NEK7 and aberrant NLRP3 inflammasome activation has been implicated in multiple inflammatory disorders, including gout, cardiovascular disease, neurologic disorders including Parkinson’s disease and Alzheimer’s disease, ocular disease, diabetes, obesity, and liver disease. NEK7 has been shown to be required for NLRP3 inflammasome assembly, activation and IL-1b and interleukin-18 (IL-18) release both in vitro and in vivo. MRT-8102 is a potent, highly selective, and orally bioavailable investigational molecular glue degrader (MGD) that targets NEK7 for the treatment of inflammatory diseases driven by IL-1b and the NLRP3 inflammasome. In a non-human primate model, MRT-8102 potently, selectively, and durably degrades NEK7 and results in near-complete reductions of IL-1b following ex vivo stimulation of whole blood. MRT-8102 has shown a favorable profile in non-GLP toxicology studies.

Cyclin dependent kinases, or CDKs, are a family of closely related kinases that regulate progression through the cell cycle. CDK activity is further modulated by levels of specific cyclins, for example, cyclin E1 activates cyclin-dependent kinase 2, or CDK2. Tumors with CDK2 are activated by (i) the amplification of Cyclin E1 or E2 or the loss of the AMBRA1 gene and (ii) the loss of retinoblastoma. Cyclin E1 dysregulation has been found in a number of cancers, including ovarian and triple negative breast cancer. In addition, cyclin E1 dysregulation and CDK2 activation has also been found to be one of the mechanisms of resistance in estrogen receptor positive breast cancer patients treated with CDK4/CDK6 inhibitors, such as palbociclib. Therefore, we believe selective elimination of CDK2 may provide benefit to these patients. Small molecule inhibitors and PROTACs of CDK2 have been limited in their selectivity due to the high degree of similarity among the active sites of CDKs. We have identified multiple MGD molecules that selectively promoted the association of CDK2 and cereblon in vitro, while avoiding other CDKs, and are in the process of optimizing the chemical leads.

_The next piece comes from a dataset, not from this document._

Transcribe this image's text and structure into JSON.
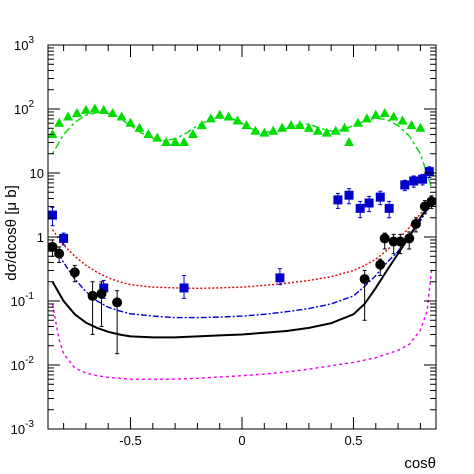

Cyclin proteins play crucial roles in regulating cell cycle progression by binding and activating cyclin-dependent kinases (CDK). Cyclin E1 protein, encoded by CCNE1, is an essential regulator of G1-to-S transition, and is also critical for DNA replication initiation. Cyclin E1 is a principal oncogenic driver, amplified in multiple cancers, including ovarian, endometrial, gastric and breast, and its expression in tumor cells is associated with poor prognosis. Therefore, in these areas of significant unmet medical need, selective elimination of cyclin E1 is expected to provide vital benefit to patients with aggressive malignancies. Once considered an “undruggable” cancer target by conventional small molecule inhibitor approaches, we have identified multiple MGD molecules that selectively degrade cyclin E1, and are in the process of optimizing the chemical leads. Cyclin E1 degrader represents a unique opportunity to expand the druggable target space and transform lives and outcomes for patients with devastating diseases.

In October 2023, Monte Rosa entered into a strategic collaboration and licensing agreement with Roche to discover and develop MGDs against targets in cancer and neurological diseases.